Case ID: ad3d_66/html/0584-01.html
Source: Caselaw Access Project
Author: {"author": "", "license": "Public Domain", "url": "https://static.case.law/"}
Date Created: 2024-08-24T03:29:51.129683

Daniella Smith, Respondent, v Richard Smith, Appellant.
    [888 NYS2d 14]
   Order, Supreme Court, New York County (Harold B. Beeler, J.), entered on or about January 9, 2009, which, after a nonjury trial, awarded plaintiff a sum equal to 50% of the value of the apartment owned by defendant prior to the marriage upon a finding that defendant breached the terms of an antenuptial agreement, unanimously reversed, on the law, without costs, the award vacated and the matter remanded for further proceedings consistent herewith.

At issue is the meaning of a provision in an antenuptial agreement providing that defendant “shall cause the cooperative or condominium which he intends to purchase, with his funds, as the primary residence of the parties to be held in joint names of the parties with right of survivorship.” The court determined that it was unable to give effect to this provision as written, and that it required extrinsic evidence of the parties’ intentions on this issue.
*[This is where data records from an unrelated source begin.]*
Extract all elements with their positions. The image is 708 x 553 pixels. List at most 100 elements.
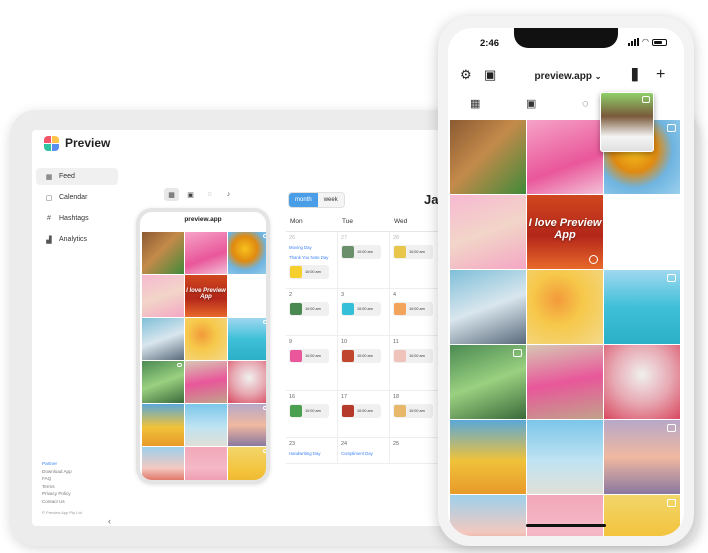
grid-post[interactable] — [604, 270, 680, 344]
sidebar-item-feed[interactable]: ▦ Feed — [36, 168, 118, 185]
scheduled-post[interactable]: 10:00 am — [289, 349, 329, 363]
grid-post[interactable] — [527, 495, 603, 536]
grid-post[interactable] — [228, 404, 266, 446]
sidebar-item-calendar[interactable]: ▢ Calendar — [36, 189, 118, 206]
grid-post[interactable] — [185, 361, 227, 403]
scheduled-post[interactable]: 10:00 am — [341, 302, 381, 316]
holiday-event[interactable]: Compliment Day — [341, 451, 386, 456]
holiday-event[interactable]: Thank You Note Day — [289, 255, 334, 260]
calendar-day-cell[interactable]: 17 10:00 am — [338, 391, 390, 437]
calendar-day-cell[interactable]: 26 Moving Day Thank You Note Day 10:00 am — [286, 232, 338, 288]
grid-post[interactable] — [142, 361, 184, 403]
calendar-day-cell[interactable]: 11 10:00 am — [390, 336, 442, 390]
dragged-post-preview[interactable] — [600, 92, 654, 152]
grid-post[interactable] — [142, 404, 184, 446]
post-time: 10:00 am — [305, 270, 321, 274]
scheduled-post[interactable]: 10:00 am — [341, 245, 381, 259]
week-view-button[interactable]: week — [317, 193, 344, 207]
grid-post[interactable] — [142, 318, 184, 360]
grid-post[interactable] — [228, 447, 266, 480]
grid-post[interactable] — [450, 420, 526, 494]
grid-post[interactable] — [604, 195, 680, 269]
grid-post[interactable] — [527, 420, 603, 494]
stories-icon[interactable]: ◌ — [582, 98, 589, 110]
calendar-icon[interactable]: ▣ — [484, 68, 496, 82]
account-switcher[interactable]: preview.app ⌄ — [518, 71, 618, 82]
collapse-sidebar-button[interactable]: ‹ — [108, 516, 111, 526]
grid-post[interactable] — [185, 232, 227, 274]
sidebar-item-analytics[interactable]: ▟ Analytics — [36, 231, 118, 248]
calendar-day-cell[interactable]: 3 10:00 am — [338, 289, 390, 335]
calendar-day-cell[interactable]: 28 10:00 am — [390, 232, 442, 288]
scheduled-post[interactable]: 10:00 am — [341, 404, 381, 418]
grid-post[interactable] — [450, 495, 526, 536]
grid-post[interactable] — [527, 120, 603, 194]
footer-link[interactable]: Privacy Policy — [42, 490, 82, 498]
hash-icon: # — [47, 215, 51, 222]
reels-icon[interactable]: ▣ — [526, 98, 536, 110]
grid-post[interactable] — [527, 270, 603, 344]
scheduled-post[interactable]: 10:00 am — [289, 265, 329, 279]
stories-icon[interactable]: ◌ — [202, 188, 217, 201]
calendar-day-cell[interactable]: 18 10:00 am — [390, 391, 442, 437]
calendar-day-cell[interactable]: 9 10:00 am — [286, 336, 338, 390]
plus-icon[interactable]: + — [656, 67, 665, 83]
footer-link[interactable]: FAQ — [42, 475, 82, 483]
grid-post[interactable] — [185, 318, 227, 360]
tiktok-icon[interactable]: ♪ — [221, 188, 236, 201]
reels-icon[interactable]: ▣ — [183, 188, 198, 201]
grid-post[interactable] — [142, 275, 184, 317]
footer-link[interactable]: Terms — [42, 483, 82, 491]
grid-post[interactable]: I love Preview App — [527, 195, 603, 269]
grid-post[interactable] — [185, 404, 227, 446]
grid-post[interactable] — [142, 447, 184, 480]
month-view-button[interactable]: month — [289, 193, 318, 207]
holiday-event[interactable]: Handwriting Day — [289, 451, 334, 456]
grid-post[interactable] — [527, 345, 603, 419]
gear-icon[interactable]: ⚙ — [460, 68, 472, 82]
grid-post[interactable] — [228, 275, 266, 317]
calendar-day-cell[interactable]: 25 — [390, 438, 442, 463]
bar-chart-icon[interactable]: ▐▌ — [628, 68, 642, 82]
grid-post[interactable] — [604, 495, 680, 536]
grid-post[interactable] — [450, 120, 526, 194]
grid-post[interactable] — [450, 345, 526, 419]
grid-post[interactable] — [228, 232, 266, 274]
grid-post[interactable] — [142, 232, 184, 274]
scheduled-post[interactable]: 10:00 am — [393, 404, 433, 418]
grid-post[interactable] — [185, 447, 227, 480]
grid-icon[interactable]: ▦ — [470, 98, 480, 110]
grid-post[interactable] — [604, 420, 680, 494]
grid-post[interactable] — [228, 361, 266, 403]
scheduled-post[interactable]: 10:00 am — [341, 349, 381, 363]
reel-icon — [263, 234, 266, 238]
footer-link[interactable]: Contact Us — [42, 498, 82, 506]
grid-post[interactable] — [450, 270, 526, 344]
post-time: 10:00 am — [357, 409, 373, 413]
grid-post[interactable]: I love Preview App — [185, 275, 227, 317]
scheduled-post[interactable]: 10:00 am — [289, 404, 329, 418]
calendar-day-cell[interactable]: 10 10:00 am — [338, 336, 390, 390]
calendar-day-cell[interactable]: 2 10:00 am — [286, 289, 338, 335]
grid-icon[interactable]: ▦ — [164, 188, 179, 201]
calendar-day-cell[interactable]: 4 10:00 am — [390, 289, 442, 335]
scheduled-post[interactable]: 10:00 am — [289, 302, 329, 316]
calendar-day-cell[interactable]: 16 10:00 am — [286, 391, 338, 437]
grid-post[interactable] — [228, 318, 266, 360]
holiday-event[interactable]: Moving Day — [289, 245, 334, 250]
scheduled-post[interactable]: 10:00 am — [393, 245, 433, 259]
bar-chart-icon: ▟ — [46, 236, 52, 244]
grid-post[interactable] — [604, 345, 680, 419]
scheduled-post[interactable]: 10:00 am — [393, 349, 433, 363]
footer-link[interactable]: Download App — [42, 468, 82, 476]
calendar-day-cell[interactable]: 24 Compliment Day — [338, 438, 390, 463]
scheduled-post[interactable]: 10:00 am — [393, 302, 433, 316]
calendar-day-cell[interactable]: 27 10:00 am — [338, 232, 390, 288]
day-number: 16 — [289, 394, 296, 400]
day-number: 17 — [341, 394, 348, 400]
partner-link[interactable]: Partner — [42, 460, 82, 468]
day-number: 24 — [341, 441, 348, 447]
sidebar-item-hashtags[interactable]: # Hashtags — [36, 210, 118, 227]
grid-post[interactable] — [450, 195, 526, 269]
calendar-day-cell[interactable]: 23 Handwriting Day — [286, 438, 338, 463]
After holding a nonjury trial, the court found that the provision imposed an affirmative duty on defendant’s part to fulfill his stated intention of buying a new apartment in the parties’ joint names, that defendant had breached that duty, and, as a remedy for the breach, the court awarded plaintiff a sum equal to 50% of the value of the apartment owned by defendant prior to the marriage.
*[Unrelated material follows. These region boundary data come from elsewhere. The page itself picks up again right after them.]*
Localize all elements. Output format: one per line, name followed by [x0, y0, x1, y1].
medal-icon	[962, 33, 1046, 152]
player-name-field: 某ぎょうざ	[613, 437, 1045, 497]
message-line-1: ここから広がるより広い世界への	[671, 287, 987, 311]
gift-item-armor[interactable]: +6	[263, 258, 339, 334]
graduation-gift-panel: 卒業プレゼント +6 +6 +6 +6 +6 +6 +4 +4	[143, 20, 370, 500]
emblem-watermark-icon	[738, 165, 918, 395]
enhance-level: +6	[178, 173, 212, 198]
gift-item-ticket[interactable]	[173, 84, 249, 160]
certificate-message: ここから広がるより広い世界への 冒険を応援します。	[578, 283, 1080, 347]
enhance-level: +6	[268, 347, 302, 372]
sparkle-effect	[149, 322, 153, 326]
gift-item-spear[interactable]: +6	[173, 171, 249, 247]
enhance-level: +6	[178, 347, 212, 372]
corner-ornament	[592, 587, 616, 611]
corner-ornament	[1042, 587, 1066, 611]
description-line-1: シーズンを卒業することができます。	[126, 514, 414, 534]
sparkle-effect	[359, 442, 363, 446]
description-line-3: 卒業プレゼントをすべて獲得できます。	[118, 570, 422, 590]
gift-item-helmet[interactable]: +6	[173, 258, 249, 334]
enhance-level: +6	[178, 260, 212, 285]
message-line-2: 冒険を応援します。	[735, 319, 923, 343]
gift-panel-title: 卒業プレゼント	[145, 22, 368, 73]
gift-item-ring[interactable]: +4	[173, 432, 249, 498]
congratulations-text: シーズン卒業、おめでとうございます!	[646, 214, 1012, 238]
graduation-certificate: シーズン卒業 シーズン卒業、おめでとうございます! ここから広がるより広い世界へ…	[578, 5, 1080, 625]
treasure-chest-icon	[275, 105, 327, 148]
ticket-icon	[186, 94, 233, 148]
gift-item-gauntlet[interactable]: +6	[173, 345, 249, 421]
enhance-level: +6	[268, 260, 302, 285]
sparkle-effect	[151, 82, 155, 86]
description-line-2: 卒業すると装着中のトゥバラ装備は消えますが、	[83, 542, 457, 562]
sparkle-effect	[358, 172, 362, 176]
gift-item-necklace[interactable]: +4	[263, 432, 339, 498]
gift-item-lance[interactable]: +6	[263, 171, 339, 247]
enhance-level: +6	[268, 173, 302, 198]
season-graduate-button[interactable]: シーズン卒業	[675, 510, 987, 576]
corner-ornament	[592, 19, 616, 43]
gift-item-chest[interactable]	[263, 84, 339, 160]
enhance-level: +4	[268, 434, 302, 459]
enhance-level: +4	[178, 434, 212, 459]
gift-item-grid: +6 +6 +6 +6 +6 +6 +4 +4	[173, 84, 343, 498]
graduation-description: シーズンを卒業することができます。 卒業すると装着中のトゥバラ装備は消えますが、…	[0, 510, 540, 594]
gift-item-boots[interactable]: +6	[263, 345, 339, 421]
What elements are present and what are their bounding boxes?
We disagree with the trial court’s conclusion that the subject provision was ambiguous. A contract is unambiguous if the language it uses has “a definite and precise meaning, unattended by danger of misconception in the purport of the [agreement] itself, and concerning which there is no reasonable basis for a difference of opinion” (Breed v Insurance Co. of N. Am., 46 NY2d 351, 355 [1978]). Here, the intent to purchase clause did not create an enforceable obligation, as a mere statement of an intention, even if expressed unconditionally and unequivocally does not, on its own, give rise to a binding contract (see Adams v Gillig, 199 NY 314 [1910]). This reading of the provision is consistent with other terms of the agreement, specifically section D (ii) of article 8, which provided that if no jointly owned marital residence is held at the termination of the parties’ marriage, defendant is required to pay to plaintiff $500,000, if such termination occurs within the first five years of the marriage and $1,000,000 if such termination occurs after the fifth anniversary of the marriage. There is no basis to deviate from the agreement as written.

Given this bargained for payment, as well as the other financial provisions included in the agreement for the benefit of plaintiff in the event the marriage terminated, there was no basis for the court’s conclusion that plaintiffs waiver of spousal support or maintenance must have been premised on a guarantee of a joint share in a marital residence. Nor did plaintiff provide any other basis for a contractual right to half the equity in defendant’s premarital apartment. Concur—Mazzarelli, J.P., Andrias, Moskowitz, Renwick and Richter, JJ.